摘要:王夫之认为人先天具有知行仁义的良能,它内赋于人心,并在行动中得以显现。由于心会受到外界环境影响,所以由心所发未必皆善。那么,人应该如何把心向善的方向引导,把“良能”转化为德行呢?王夫之批评王阳明的知行合一论,提出知行不是先后关系,也不是同一关系;仁义不是一种道德知识,也不是一种凝固的行为范式,而是要在实践中不断生成显明的德行。因此,人应当以仁义之性为本,发挥“良能”,让知与行相助益,将内在修为与外在约束相结合,根据社会发展需要,将社会发展规律与道德原则相结合。王夫之呼吁要将“可竭之成能”激活成为现实的善行,从而把内在良能转化为外在的良行,将仁义之性实践为仁义之道。

关键词:王夫之、良能、心、知行论
 
  知行论是王夫之哲学的重要组成部分,而“良能”说又是理解其知行论的关键之所在。然而,长期以来,这一重要学说却没有受到足够的重视。自孟子首先提出“良能”概念以来,真正对其做出系统性深度解读的,当首推王夫之。在他看来,良能是人先天具有的认识仁义和行仁义的资质,它内赋予人心之中,并显现于行动。王夫之知行论的重点是如何实现良能,而不仅仅是将“知”转化为“行”的实践论问题。
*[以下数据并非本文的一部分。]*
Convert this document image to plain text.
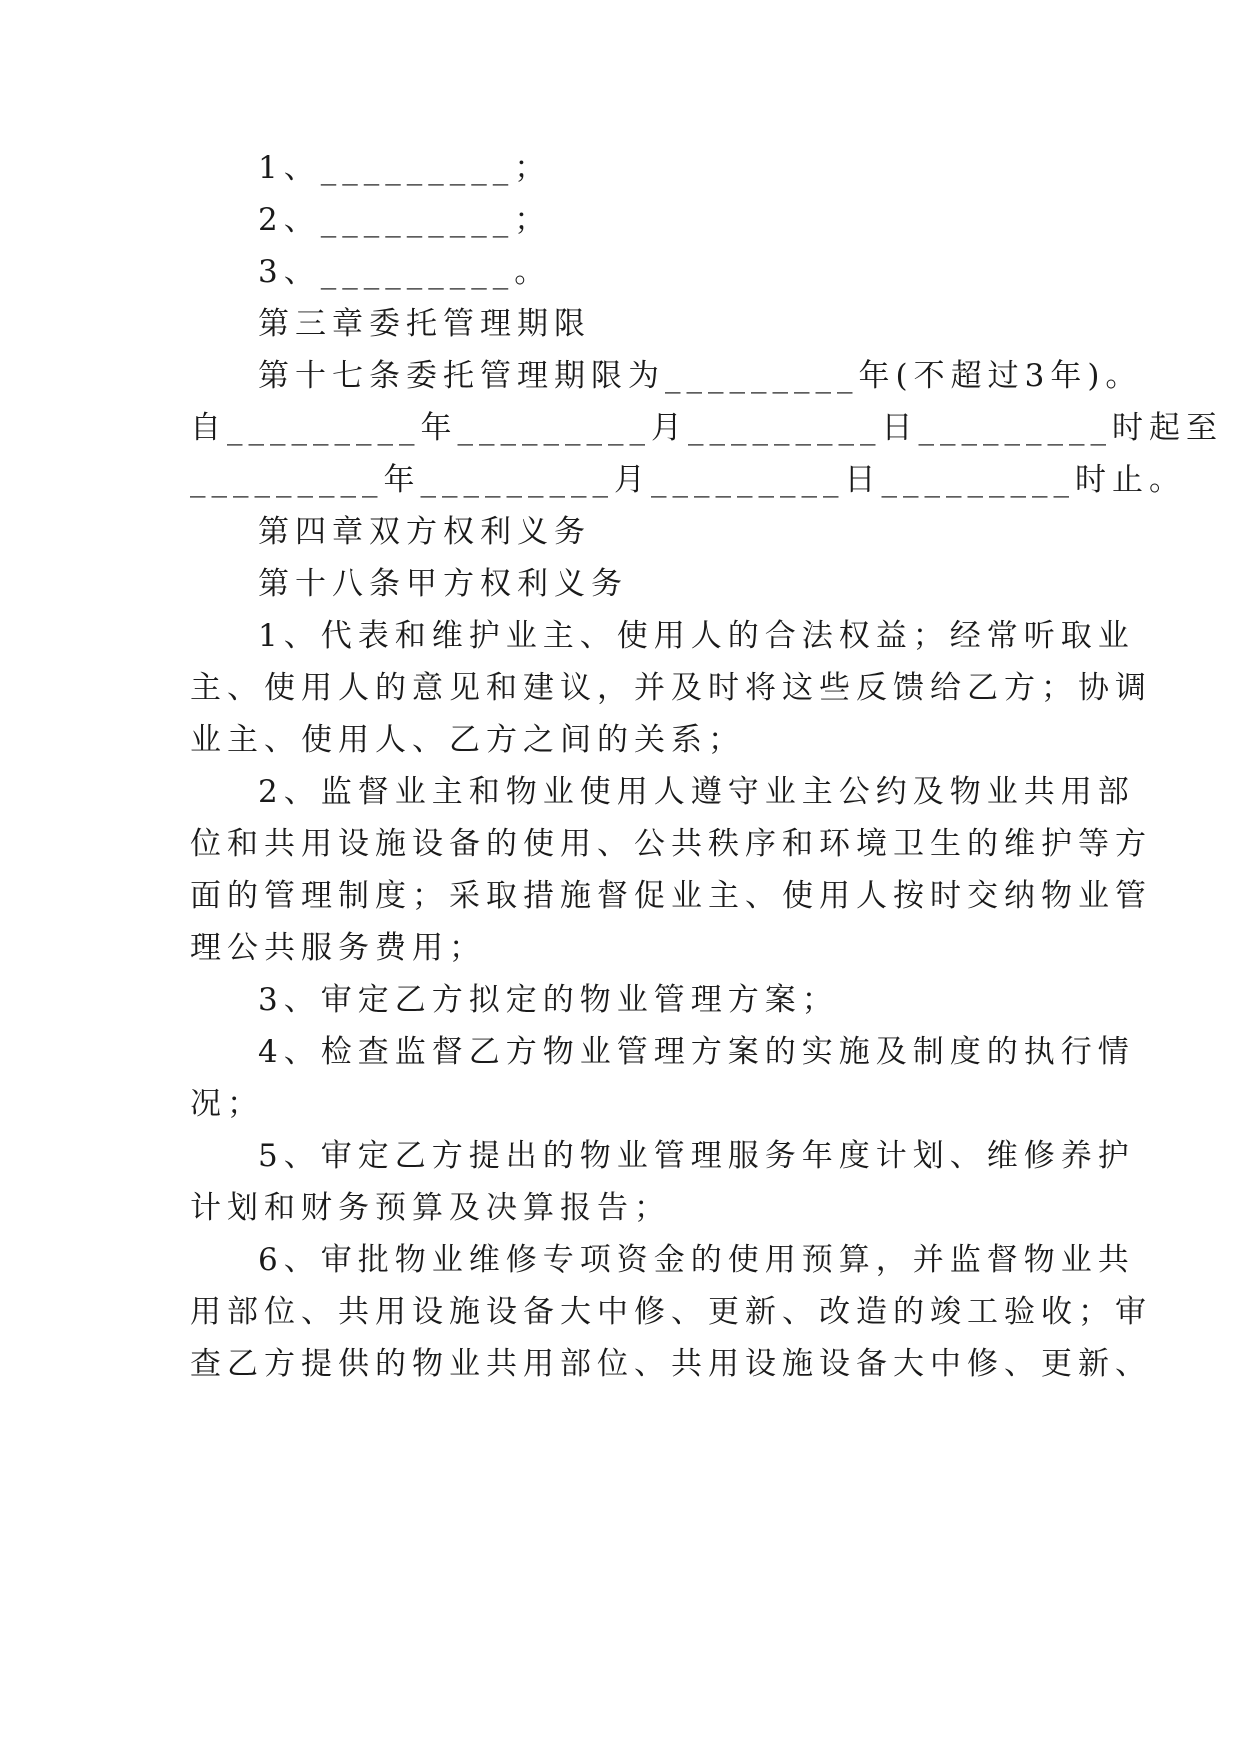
1、_________；
2、_________；
3、_________。
第三章委托管理期限
第十七条委托管理期限为_________年(不超过3年)。
自_________年_________月_________日_________时起至
_________年_________月_________日_________时止。
第四章双方权利义务
第十八条甲方权利义务
1、代表和维护业主、使用人的合法权益；经常听取业
主、使用人的意见和建议，并及时将这些反馈给乙方；协调
业主、使用人、乙方之间的关系；
2、监督业主和物业使用人遵守业主公约及物业共用部
位和共用设施设备的使用、公共秩序和环境卫生的维护等方
面的管理制度；采取措施督促业主、使用人按时交纳物业管
理公共服务费用；
3、审定乙方拟定的物业管理方案；
4、检查监督乙方物业管理方案的实施及制度的执行情
况；
5、审定乙方提出的物业管理服务年度计划、维修养护
计划和财务预算及决算报告；
6、审批物业维修专项资金的使用预算，并监督物业共
用部位、共用设施设备大中修、更新、改造的竣工验收；审
查乙方提供的物业共用部位、共用设施设备大中修、更新、
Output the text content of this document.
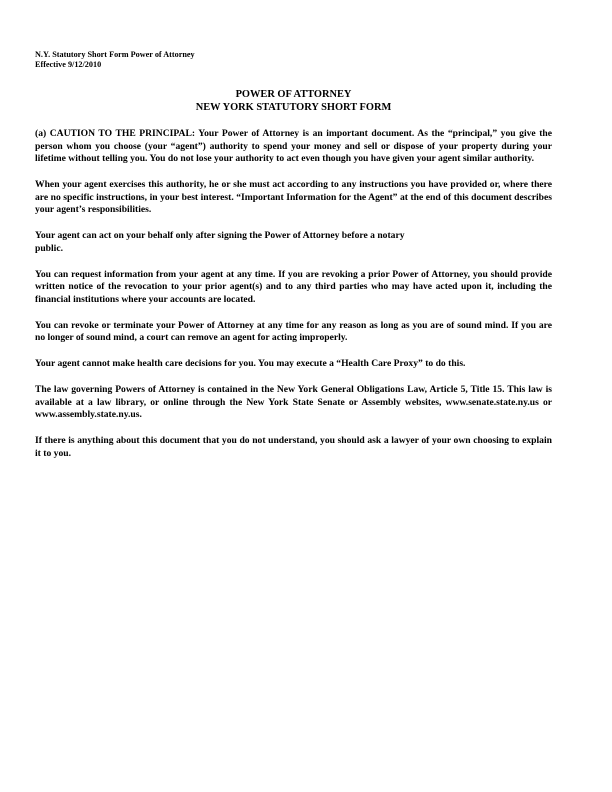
N.Y. Statutory Short Form Power of Attorney

Effective 9/12/2010

POWER OF ATTORNEY
NEW YORK STATUTORY SHORT FORM

(a) CAUTION TO THE PRINCIPAL: Your Power of Attorney is an important document. As the “principal,” you give the person whom you choose (your “agent”) authority to spend your money and sell or dispose of your property during your lifetime without telling you. You do not lose your authority to act even though you have given your agent similar authority.

When your agent exercises this authority, he or she must act according to any instructions you have provided or, where there are no specific instructions, in your best interest. “Important Information for the Agent” at the end of this document describes your agent’s responsibilities.

Your agent can act on your behalf only after signing the Power of Attorney before a notary
public.

You can request information from your agent at any time. If you are revoking a prior Power of Attorney, you should provide written notice of the revocation to your prior agent(s) and to any third parties who may have acted upon it, including the financial institutions where your accounts are located.

You can revoke or terminate your Power of Attorney at any time for any reason as long as you are of sound mind. If you are no longer of sound mind, a court can remove an agent for acting improperly.

Your agent cannot make health care decisions for you. You may execute a “Health Care Proxy” to do this.

The law governing Powers of Attorney is contained in the New York General Obligations Law, Article 5, Title 15. This law is available at a law library, or online through the New York State Senate or Assembly websites, www.senate.state.ny.us or www.assembly.state.ny.us.

If there is anything about this document that you do not understand, you should ask a lawyer of your own choosing to explain it to you.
以往对王夫之知行论研究多以“心”为切入点,但这些论述虽然注意到心对于知行的统领作用,但既然没有充分认识到王夫之对于心的多种功能的分析,也没有意识到他对于心能阴阳运动变化的论述。王夫之说:“仁义者,心之实也,若天之有阴阳也;知觉运动,心之几也,若阴阳之有变合也。” [1]502(《读四书大全说·孟子·梁惠王上 》)也就是说,尽管人性是善的,但并不是所有由心所发出的思想和行为都是善的。心向善的方向运动时,就能指挥行善;心向恶的方向运动,就会指令做恶。因此如何扬善抑恶,让良能得以显现,把内在的仁义之性实践为仁义之道,就是王夫之知行论的一个重点问题。
 
一、何为“良能”?
 
孟子的性善论和荀子的性恶论是先秦儒学史上两种影响最大的人性学说,前者以“人之所以异于禽兽者”为性,后者以人之所同于禽兽者为性。宋代大儒张载继承、发展和整合了这两种理论,把孟子所说的性定义为“天地之性”,认为天地之性是先天具有的纯善;把荀子所说的性称为“气质之性”,从而将人之恶归结于后天环境的习染。由于气质之性中有善有恶,有清有浊,所以人性的外在表现是千差万别的。张载认为,虽然“人之气质美恶与贵贱夭寿之理,皆是所受定分。如气质恶者,学即能移”,通过学习克服追求外物的情欲,“使动作皆中礼”,则能“变化气质,从而恢复本来的善性”,呈现“天地之性”。(《经学理窟•气质》)张载主张改变“气质之性”,回到“天地之性” [2]266。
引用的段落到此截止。